Because of this relationship, it was thought that plants and fungi emerged together to populate the land. But the oldest fossil of land plants dates back to 470 million years ago.
The recently excavated fungal microfossil is much older than that and was found hidden in the small hollows of limestone dolostone rocks located in the Doushantuo Formation in southern China.
The rock in which the fossil was found appears to have been deposited about 635 million years ago, after our snowball earth melted. Once open to the elements, the authors suspected that carbonate cement began to fill in the voids between the limestone slabs, potentially trapping the microorganisms that live in these bubbles.
These fungus-like life forms may even have become chambered with other terrestrial microorganisms, which were then also widespread, such as cyanobacteria or green algae.
If fungal animals were equally ubiquitous, it is possible that these life forms may have helped accelerate chemical weathering, release phosphorus to the seas and spark a surge in bioproductivity in the marine environment.

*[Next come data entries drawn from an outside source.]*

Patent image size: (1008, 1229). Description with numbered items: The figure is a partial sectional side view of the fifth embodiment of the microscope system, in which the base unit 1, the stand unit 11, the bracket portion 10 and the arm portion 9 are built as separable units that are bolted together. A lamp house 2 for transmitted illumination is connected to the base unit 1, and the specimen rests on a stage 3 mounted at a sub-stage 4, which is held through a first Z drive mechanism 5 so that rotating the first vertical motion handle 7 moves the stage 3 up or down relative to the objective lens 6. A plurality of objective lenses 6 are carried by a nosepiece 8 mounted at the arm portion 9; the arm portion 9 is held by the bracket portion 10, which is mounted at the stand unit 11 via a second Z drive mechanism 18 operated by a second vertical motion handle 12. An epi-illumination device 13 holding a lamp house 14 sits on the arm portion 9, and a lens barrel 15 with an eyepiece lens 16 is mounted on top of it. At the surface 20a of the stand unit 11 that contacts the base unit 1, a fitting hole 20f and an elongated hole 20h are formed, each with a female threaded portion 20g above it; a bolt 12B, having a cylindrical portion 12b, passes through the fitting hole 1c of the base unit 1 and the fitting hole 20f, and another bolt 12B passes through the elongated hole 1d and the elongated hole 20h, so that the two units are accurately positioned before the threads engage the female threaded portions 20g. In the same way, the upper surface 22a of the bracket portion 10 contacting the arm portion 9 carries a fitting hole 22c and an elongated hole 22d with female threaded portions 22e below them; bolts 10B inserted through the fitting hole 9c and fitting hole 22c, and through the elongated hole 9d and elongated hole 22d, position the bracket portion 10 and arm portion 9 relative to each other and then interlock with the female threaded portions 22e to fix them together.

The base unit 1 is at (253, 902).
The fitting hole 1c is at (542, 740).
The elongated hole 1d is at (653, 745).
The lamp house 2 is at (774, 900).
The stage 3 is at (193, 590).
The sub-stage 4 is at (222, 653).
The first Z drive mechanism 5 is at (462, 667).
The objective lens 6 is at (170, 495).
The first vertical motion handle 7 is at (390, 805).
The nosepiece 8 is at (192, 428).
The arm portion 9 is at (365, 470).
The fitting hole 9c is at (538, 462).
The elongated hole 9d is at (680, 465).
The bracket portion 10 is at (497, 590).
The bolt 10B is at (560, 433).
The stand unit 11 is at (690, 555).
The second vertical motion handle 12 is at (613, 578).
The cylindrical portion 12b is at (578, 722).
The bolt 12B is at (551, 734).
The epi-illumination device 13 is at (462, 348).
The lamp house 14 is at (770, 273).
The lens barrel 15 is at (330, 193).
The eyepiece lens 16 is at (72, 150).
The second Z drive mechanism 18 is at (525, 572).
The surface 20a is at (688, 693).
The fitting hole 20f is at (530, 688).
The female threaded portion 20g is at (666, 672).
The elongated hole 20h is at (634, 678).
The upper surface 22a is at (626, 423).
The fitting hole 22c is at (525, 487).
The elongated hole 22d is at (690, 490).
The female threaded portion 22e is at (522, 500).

On land, they may even have helped excavate clay minerals for carbon storage in the Earth’s soil, creating a fertile environment for plants and animals and potentially altering our planet’s atmosphere.
So, the authors conclude, “the Doushantuo fungal microorganisms, cryptic as they may have been, may have played a role in catalyzing atmospheric oxygenation and biospheric evolution in the wake of the terminal Cryogenic Global Ice Age.”
The study is published in Nature Communications.